Section 12D-1

What Is Section 12D-1?

Section 12D-1, under the Investment Company Act of 1940, restricts investment companies from investing in one another. The rule was enacted to prevent fund of funds arrangements from one fund acquiring control of another fund to benefit its investors at the expense of the shareholders of the acquired fund. This use of control could come through exercising controlling power of voting shares or under the threat of large-scale redemptions out of the acquired fund.

Congress also created exemptions to this rule in the form of investing limits, which allows for fund of funds arrangements as long as the limits are met. In 2018, Congress updated the rules with new terms under Section 12D-1, allowing for greater flexibility in investing. Congress has also proposed to implement new rules that would rescind Section 12D-1-2 and implement a new standard set of rules.


  • Section 12D-1 of the SEC Investment Company Act was created to restrict investment funds from investing in each other.
  • Sections 12D-1A and B stipulated rules that allowed for investing under certain limits.
  • In 2018, Congress refined the rules under 12D-1 to allow greater flexibility in fund of funds arrangements.
  • Congress has proposed Section 12D-1-4 to completely replace and rescind 12D-1-2.

Understanding Section 12D-1

Section 12D-1 was created with sub-rules that allow for specific exemptions to the restriction of investment funds investing in each other. Section 12D-1A stipulates the exemption limits in which a registered fund can invest into another fund. Section 12D-1B stipulates the exemption limits in which an open-ended fund can sell its securities to another fund.

In 2018, Congress decided to change the way in which funds can invest in each other. They created Section 12D-1E-G, allowing various fund of funds arrangements under specific conditions, which effectively rescinded Section 12D-1A-B. In doing so, Congress realized it had created a framework that was inconsistent and inefficient. To streamline the rules, Congress has proposed to abolish 12D-1-2 and the exemption orders and to replace them with a new Section 12D-1-4.

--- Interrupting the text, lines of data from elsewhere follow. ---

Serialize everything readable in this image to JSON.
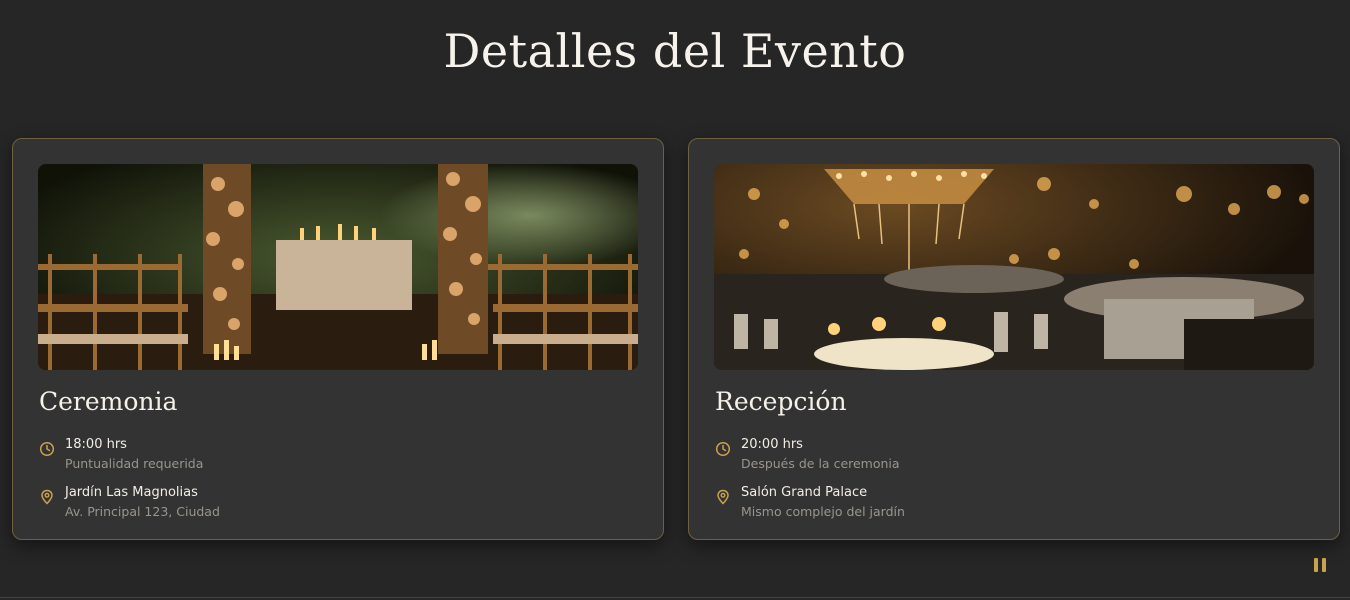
{
  "page": {
    "title": "Detalles del Evento"
  },
  "cards": [
    {
      "title": "Ceremonia",
      "image": "ceremony-garden-candles-photo",
      "time": {
        "icon": "clock-icon",
        "main": "18:00 hrs",
        "sub": "Puntualidad requerida"
      },
      "place": {
        "icon": "map-pin-icon",
        "main": "Jardín Las Magnolias",
        "sub": "Av. Principal 123, Ciudad"
      }
    },
    {
      "title": "Recepción",
      "image": "reception-chandelier-hall-photo",
      "time": {
        "icon": "clock-icon",
        "main": "20:00 hrs",
        "sub": "Después de la ceremonia"
      },
      "place": {
        "icon": "map-pin-icon",
        "main": "Salón Grand Palace",
        "sub": "Mismo complejo del jardín"
      }
    }
  ],
  "controls": {
    "pause": "pause-icon"
  },
  "colors": {
    "background": "#262626",
    "card": "#333333",
    "accent": "#c8a24e",
    "border": "#6e6142"
  }
}
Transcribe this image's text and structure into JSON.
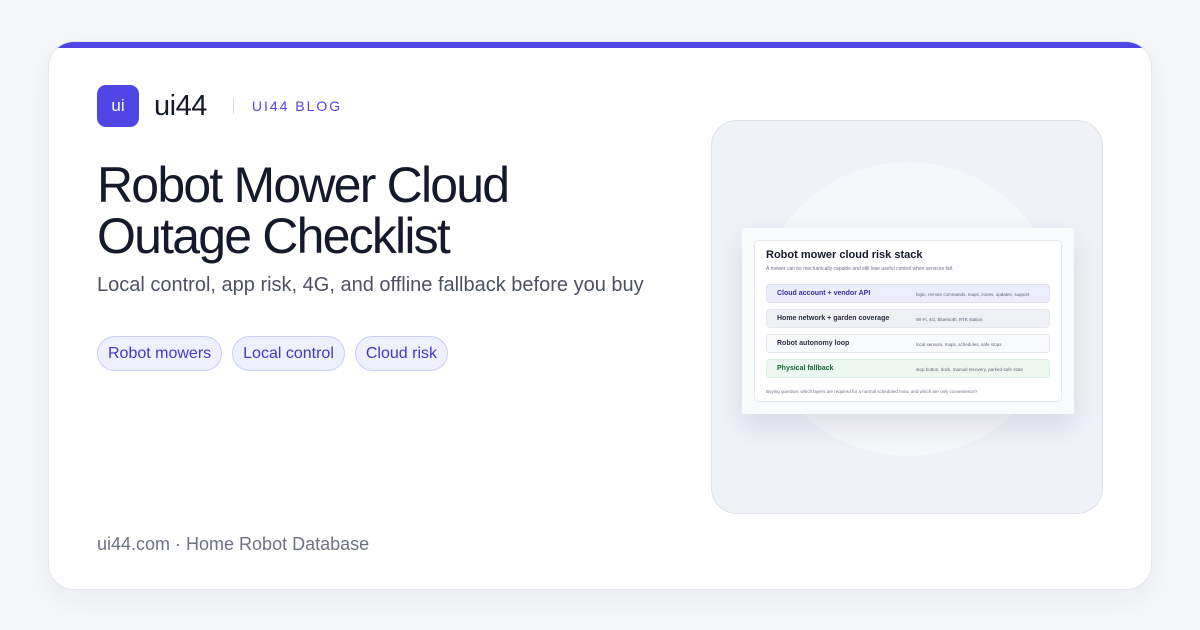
{
  "brand": {
    "logo_text": "ui",
    "name": "ui44",
    "section_label": "UI44 BLOG"
  },
  "article": {
    "title": "Robot Mower Cloud Outage Checklist",
    "subtitle": "Local control, app risk, 4G, and offline fallback before you buy",
    "tags": [
      "Robot mowers",
      "Local control",
      "Cloud risk"
    ]
  },
  "footer": {
    "text": "ui44.com · Home Robot Database"
  },
  "preview": {
    "title": "Robot mower cloud risk stack",
    "subtitle": "A mower can be mechanically capable and still lose useful control when services fail.",
    "rows": [
      {
        "label": "Cloud account + vendor API",
        "detail": "login, remote commands, maps, zones, updates, support"
      },
      {
        "label": "Home network + garden coverage",
        "detail": "Wi-Fi, 4G, Bluetooth, RTK station"
      },
      {
        "label": "Robot autonomy loop",
        "detail": "local sensors, maps, schedules, safe stops"
      },
      {
        "label": "Physical fallback",
        "detail": "stop button, dock, manual recovery, parked-safe state"
      }
    ],
    "question": "Buying question: which layers are required for a normal scheduled mow, and which are only convenience?"
  },
  "colors": {
    "accent": "#4f46e5",
    "title": "#141a2b",
    "fallback_green": "#166534"
  }
}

How the Section 12D-1 Limit Is Applied

Section 12D-1A's restrictions limits state that a fund cannot:

  • Acquire more than 3% of a registered investment company's voting shares.
  • Invest more than 5% of its assets in a single registered company.
  • Invest more than 10% of its assets in registered investment companies

Section 12D-1B applies to the selling of securities by a fund and prohibits the sale if it results in the acquiring company owning more than 3% of the acquired fund's voting securities.

Updating Section 12D-1

In 2018, Congress revisited its approach to fund of funds arrangements. In the 1960s, when the initial limits were established under the Investment Company Act, Congress believed that fund of funds arrangements served no real financial purpose. In the time since, they believe that the fund of funds structures have incorporated dynamics to protect investors as well as providing a financial purpose. As such, Congress drafted new rules to permit certain structures that met certain conditions.

Section 12D-1E allows an investment fund to invest all of its assets into one fund. This would make the fund a vessel by which investors can access the acquired fund. Section 12D-1F allows a registered fund to take positions, up to 3% of another fund's assets, in any number of funds without limit. Section 12D-1G allows a registered open-ended fund to invest in other open-ended funds that are in the same "group of investment companies." Furthermore, Congress enacted section 12D-1J, which allows the Securities and Exchange Commission (SEC) to exempt any person, transaction, or asset from Section 12D-1-A-B.

Rescinding 12D-1-2

In conjunction with its updates to Section 12D-1, Congress realized that the many rules and exemptions exist as a patchwork that is inefficient and only covers specific funds while not including others with similar characteristics. To resolve the situation, Congress has proposed to rescind 12D-1-2 and replace it with 12D-1-4, which would provide a consistent framework, reduce operational costs, and open up new investment opportunities.

Investments Allowed Under 12D-1-4

Under the proposed new standards, the rules would permit:

  • A registered investment fund to acquire the securities of another registered investment fund above the limits stated in 12D-1
  • An acquired fund to sell its securities to an acquiring fund
  • An acquired fund to redeem its securities in the acquiring fund

Currently, the type of fund of funds arrangements allowed depends entirely on the type of acquiring fund. The new rule would broaden the scope of permitted funds allowed in a fund of funds arrangement and therefore increase investment opportunities for investors. The new arrangements would only be allowed if certain conditions are met in the areas of voter control, redemption limits, fees, and avoidance of complex structures.